誰もいない小さな駐車場に小さな街灯が灯り、白い軽トラックが心細げに照らされている。
「腹は減ってないか?」
ポケットから出したキーをカチャカチャ言わせて志郎は尋ねた。
「大丈夫」
「俺は減ってるんだけど・・・」
優菜が乗ると、アクセルは踏み込まずにハンドルに両腕で覆い被さりながら志郎はちょっとだけ懇願するように彼女を見つめた。
「そうね・・・。でも、こんだけお世話になってて申し訳ないんだけど、今日は帰る。帰らせて」
静かに優菜は答える。言葉は他人行儀だが、その口元がほんのり微笑んでいるのを見て志郎は満足することにした。
「わかった。今日は諦める」
エンジンがかかり、車はターンして山陰を出た。郊外の道は新しい街灯が整備されているため真っ暗ではないが、ぽつんぽつんと民家や看板があるだけのなんとなく寂しい道だ。
いつの間にか月ものぼっている。湿気を含んだ大気の中で、輪郭が少し滲んでいた。
帰り道は二人とも口をきかなかった。それは重苦しい沈黙ではなく、軽トラックの小さなスペースの中にはお互いを感じ合わせる空気が満ちていた。
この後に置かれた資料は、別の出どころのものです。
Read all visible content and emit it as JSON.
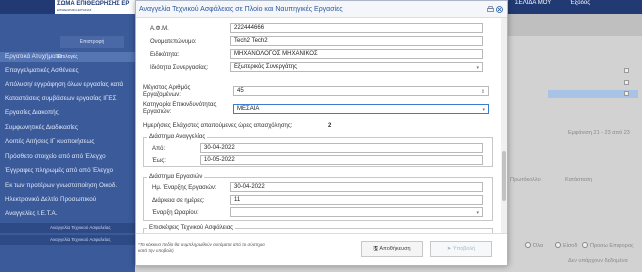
{
  "app": {
    "logo_title": "ΣΩΜΑ ΕΠΙΘΕΩΡΗΣΗΣ ΕΡ",
    "logo_subtitle": "ΕΠΙΘΕΩΡΗΣΗ ΕΡΓΑΣΙΑΣ",
    "top_links": [
      "ΣΕΛΙΔΑ ΜΟΥ",
      "Έξοδος"
    ]
  },
  "sidebar": {
    "button": "Επιστροφή",
    "header": "Επιλογές",
    "items": [
      "Εργατικά Ατυχήματα",
      "Επαγγελματικές Ασθένειες",
      "Απόλυση/ εγγράφηση όλων εργασίας κατά",
      "Καταστάσεις συμβάσεων εργασίας ΙΓΕΣ",
      "Εργασίες Διακοπής",
      "Συμφωνητικές Διαδικασίες",
      "Λοιπές Αιτήσεις ΙΓ κυοποιήσεως",
      "Πρόσθετο στοιχείο από από Έλεγχο",
      "Έγγραφες πληρωμές από από Έλεγχο",
      "Εκ των προτέρων γνωστοποίηση Οικοδ.",
      "Ηλεκτρονικό Δελτίο Προσωπικού",
      "Αναγγελίες Ι.Ε.Τ.Α."
    ],
    "subitems": [
      "Αναγγελία Τεχνικού Ασφαλείας",
      "Αναγγελία Τεχνικού Ασφαλείας"
    ]
  },
  "background": {
    "info_text": "Εμφάνιση 21 - 23 από 23",
    "col_labels": [
      "Πρωτόκολλο",
      "Κατάσταση"
    ],
    "filters": [
      "Όλα",
      "Είσοδ",
      "Προσω Επιφορας"
    ],
    "empty_text": "Δεν υπάρχουν δεδομένα"
  },
  "modal": {
    "title": "Αναγγελία Τεχνικού Ασφάλειας σε Πλοίο και Ναυπηγικές Εργασίες",
    "afm_label": "Α.Φ.Μ.",
    "afm_value": "222444666",
    "name_label": "Ονοματεπώνυμο:",
    "name_value": "Tech2 Tech2",
    "specialty_label": "Ειδικότητα:",
    "specialty_value": "ΜΗΧΑΝΟΛΟΓΟΣ ΜΗΧΑΝΙΚΟΣ",
    "cooperation_label": "Ιδιότητα Συνεργασίας:",
    "cooperation_value": "Εξωτερικός Συνεργάτης",
    "max_workers_label": "Μέγιστος Αριθμός Εργαζομένων:",
    "max_workers_value": "45",
    "danger_label": "Κατηγορία Επικινδυνότητας Εργασιών:",
    "danger_value": "ΜΕΣΑΙΑ",
    "min_hours_label": "Ημερήσιες Ελάχιστες απαιτούμενες ώρες απασχόλησης:",
    "min_hours_value": "2",
    "period_legend": "Διάστημα Αναγγελίας",
    "from_label": "Από:",
    "from_value": "30-04-2022",
    "to_label": "Έως:",
    "to_value": "10-05-2022",
    "works_legend": "Διάστημα Εργασιών",
    "start_label": "Ημ. Έναρξης Εργασιών:",
    "start_value": "30-04-2022",
    "duration_label": "Διάρκεια σε ημέρες:",
    "duration_value": "11",
    "schedule_label": "Έναρξη Ωραρίου:",
    "visits_legend": "Επισκέψεις Τεχνικού Ασφάλειας",
    "required_note": "*Τα κόκκινα πεδία θα συμπληρωθούν αυτόματα από το σύστημα κατά την υποβολή",
    "save_button": "Αποθήκευση",
    "submit_button": "Υποβολή"
  },
  "colors": {
    "topbar": "#213a73",
    "sidebar": "#3b5a9a",
    "modal_title": "#2a5aa0",
    "selected_border": "#3b7bd4"
  }
}
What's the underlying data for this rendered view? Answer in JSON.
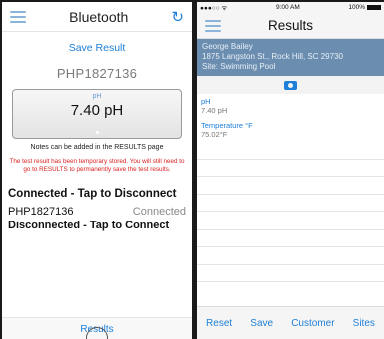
{
  "left": {
    "title": "Bluetooth",
    "refresh_icon": "↻",
    "save_result": "Save Result",
    "device_id": "PHP1827136",
    "reading_label": "pH",
    "reading_value": "7.40 pH",
    "notes": "Notes can be added in the RESULTS page",
    "warning": "The test result has been temporary stored.  You will still need to go to RESULTS to permanently save the test results.",
    "connected_action": "Connected - Tap to Disconnect",
    "device_name": "PHP1827136",
    "device_status": "Connected",
    "disconnected_action": "Disconnected - Tap to Connect",
    "footer": "Results"
  },
  "right": {
    "status": {
      "signal": "●●●○○ ᯤ",
      "time": "9:00 AM",
      "battery": "100%"
    },
    "title": "Results",
    "site": {
      "name": "George Bailey",
      "address": "1875 Langston St., Rock Hill, SC 29730",
      "site": "Site: Swimming Pool"
    },
    "results": [
      {
        "label": "pH",
        "value": "7.40 pH"
      },
      {
        "label": "Temperature °F",
        "value": "75.02°F"
      }
    ],
    "footer": {
      "reset": "Reset",
      "save": "Save",
      "customer": "Customer",
      "sites": "Sites"
    }
  },
  "colors": {
    "accent": "#1e80d8",
    "site_band": "#6b8eb0",
    "warning": "#d82020"
  }
}
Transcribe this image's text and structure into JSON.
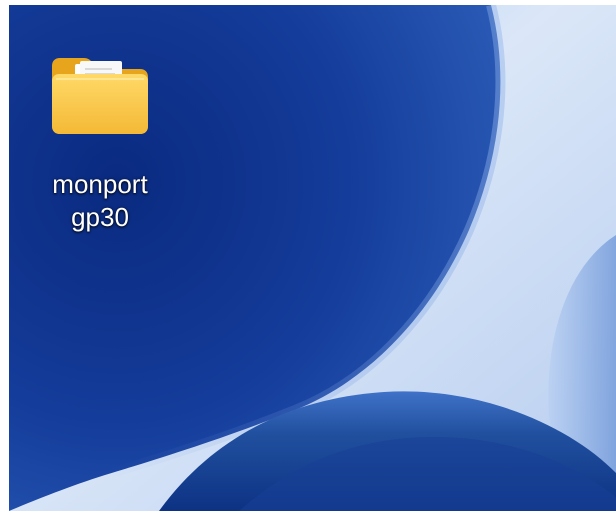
{
  "desktop": {
    "icons": [
      {
        "label_line1": "monport",
        "label_line2": "gp30",
        "icon": "folder-icon"
      }
    ]
  },
  "colors": {
    "wallpaper_deep_blue": "#10348f",
    "wallpaper_mid_blue": "#2b5ab8",
    "wallpaper_light": "#dbe7f8",
    "folder_yellow": "#f6c447",
    "folder_back": "#e8a91f",
    "label_text": "#ffffff"
  }
}
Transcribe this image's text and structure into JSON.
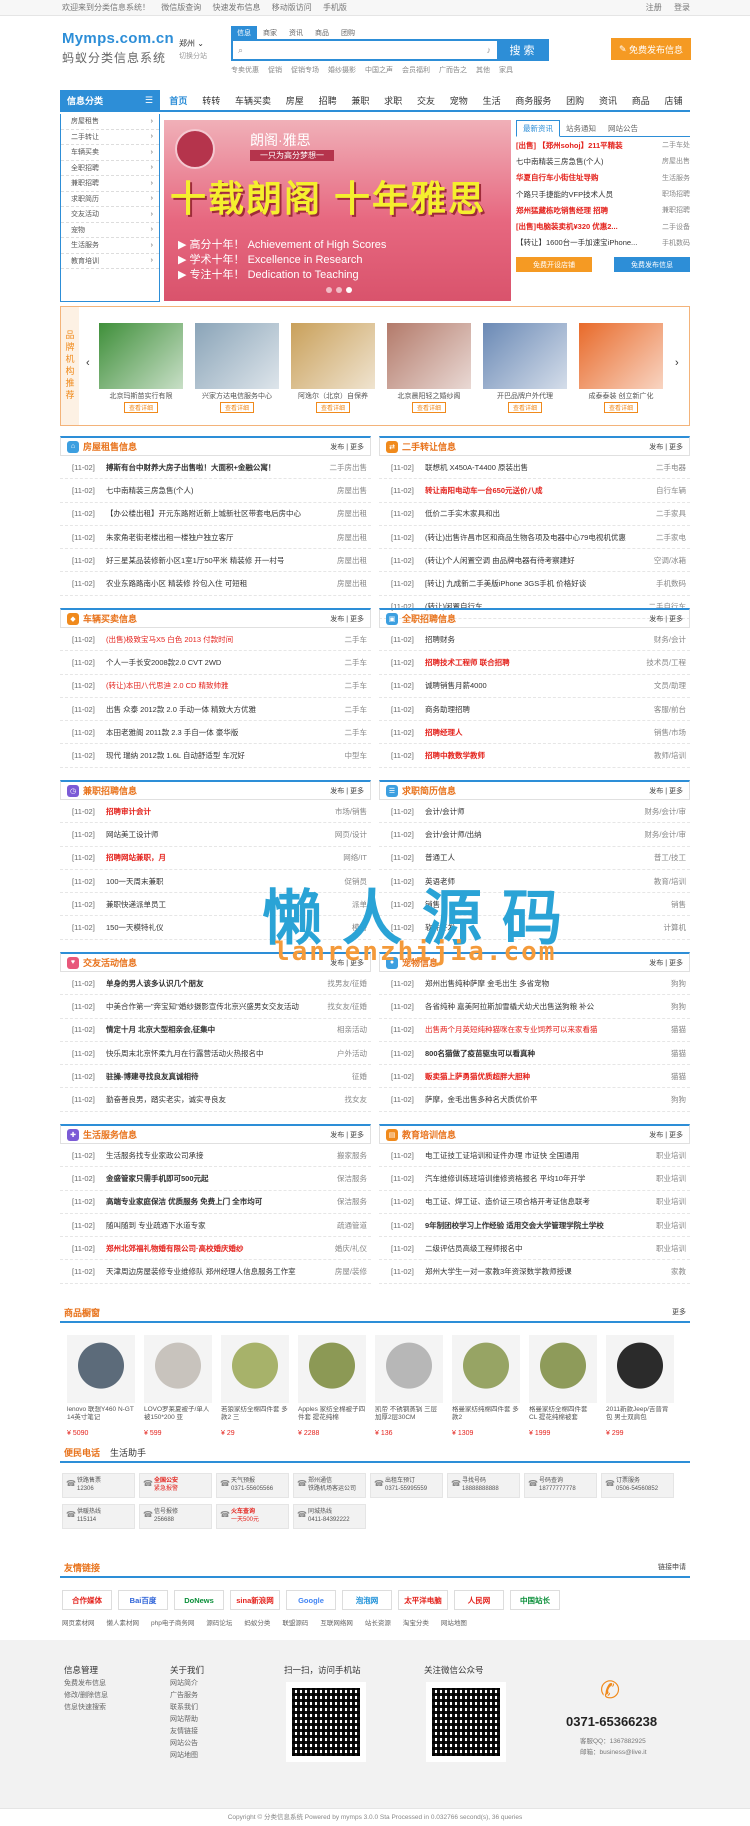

ほんの僅かな時間で優菜のハイツに着いてしまう。軽トラックは裏の畑の脇に停車した。
「今日はありがとう・・・いろいろごめんね?」
優菜は助手席から滑り降りた。志郎もエンジンを停めて優菜を追う。
「そのゴメンは俺と付き合えないっていうゴメンじゃないよな?」
せっかちに志郎が尋ねた。
「・・・・・・」
ふっと優菜が笑う。
「なんだよ、何笑ってる?答えろよ」
「・・・・・・許してあげる」
「え?ホンとか?」
「小さい頃、私にしたイジワルを全部許してあげる」
勢いづいて一歩踏み出した志郎の出鼻をくじくように優菜が笑った。
「えっ、それだけ?」
「それだけでも、すごい譲歩だって思うけど?私って寛大〜〜」
しょぼい柿の木を優菜は見上げた。僅かに実が成っている。
「おい・・・俺は真剣なんだぞ」
「ふ・・・後は貴方次第ね?」
「・・・それは、OKってことか?」
「さぁ・・・」
「くそ、とりあえず明日の晩飯は俺と一緒に取るんだぞ」
「そんな上から物言う人は・・・・・・」
「あ〜〜、悪かった!明日迎えに行くから俺とゴハン食べてください!」
思わず優菜の腕を取って志郎は頭を下げた。
「・・・いいよ」
しばらくして答えが返ってくる。
「・・・!」
がばりと顔を上げた志郎が優菜を抱きしめる。
「ちょ・・・!」
バックを盾に優菜は体を突っ張らせ、志郎を牽制した。意外にも素直に志郎は体を離した。
「〜〜〜〜〜〜」
「貴方でもそんな情けない顔するのね?じゃあ、今日はこれで・・・・・おやすみなさい」
志郎が何も言えない間に優菜はタンタンタンとハイツの階段を上って見えなくなった。
朧な月明かりに照らされた柿の木の下に、志郎がぽつんと取り残される。
「ちぇ・・・・・・さすがに手ごわいな・・・・・・絶対諦めねぇけど・・・」
言葉とは裏腹に、月に向かって弱々しく志郎は呟く。
志郎にとって10年越しの恋が動き出そうとしていた。